By STEVE PERSALL
Times Film Critic
Everything Tom Hansen knows about love, he learned from the movies. Many of us do, and, just like Tom, we're terribly misinformed.
Love isn't tidy or predestined. It can spring from nowhere special and doesn't always lead to forever. No telling how many romantic trials and errors we'll go through. Tom believes in The One so fervently that all others don't exist until Summer Finn arrives.
Summer isn't sure she wants to be Tom's One, or anyone else's for that matter. She's also what movies don't usually offer: a woman so perfectly balanced that she doesn't need a man. Tom is certain he can change her mind.
So begins Tom's (500) Days of Summer, a movie whose blithe narrator immediately declares it's a boy-meets-girl story, "but you should know up front that this isn't a love story."
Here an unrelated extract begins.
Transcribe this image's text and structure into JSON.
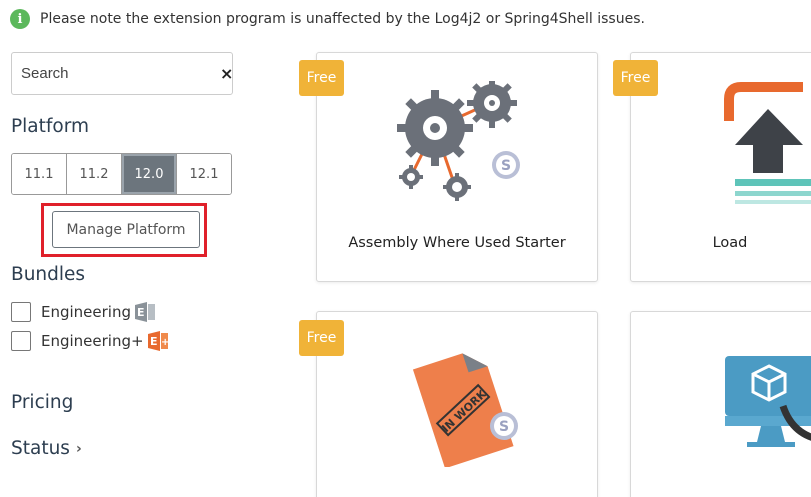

What Marc Webb's film is, is an endlessly charming revision of everything phony that romantic comedies have become. Yet it incorporates everything so familiar about rom-coms — happy-time montages, pop music interludes, a third party getting in the way — with such ingenuity that a recent hit like The Proposal feels obsolete.
After two viewings, (500) Days of Summer remains my favorite 2009 film, so far.
(500) Days of Summer operates like a jilted lover sorting through what went right and wrong. Webb and screenwriters Scott Neustadter and Michael H. Weber turn Tom's months of infatuation into a flipbook of memories, with barely two of the 500 days shown in succession. Each day reveals something new; even memories repeated later gain different perspectives.
The time-shuffling conceit disguises the fact that (500) Days of Summer, if laid out chronologically, is a fairly standard rom-com narrative so mainstream audiences can certainly relate. All the filmmakers are doing is rearranging the notes and rhythm of a familiar tune. It's the film's signature move, and a shining one.
Even casting Joseph Gordon-Levitt as Tom and Zooey Deschanel as Summer helps identify the cagey blend of old and new. Gordon-Levitt doesn't project the alpha male image making so many modern leading men difficult to believe as still single. On the other hand, Deschanel's resemblance to young Meg Ryan, with a free spirit channeled through Annie Hall, salutes romantic comedy before the formula took hold. Both performances are superb, always emotionally in tune with whatever shuffled moment they're in.
Webb creates too many wonderful moments to note except personal faves: Day 282 when Tom and Summer play "house" in an IKEA store will be re-created by real-life lovers, I'm sure. After first making love with Summer, a strutting Tom fantasizes that every bystander knows and approves, sparking a dance routine that twice sent my heart into orbit. In a brilliant nod to Woody Allen, Webb splits the screen into Tom's expectations of seeing Summer again and the reality of what occurs. And any movie using a classic like The Graduate as a key element without paling in comparison is worth celebrating.
Like that film's runaway couple, Tom and Summer don't know what happens after he lifts his hopes too high and she lets down her guard. But we do, thanks to one of the most inventive romantic comedies since Harry Met Sally, a joyous anatomy of a relationship that simply won't work. (500) Days of Summer isn't a love story, but it's an easy movie to love.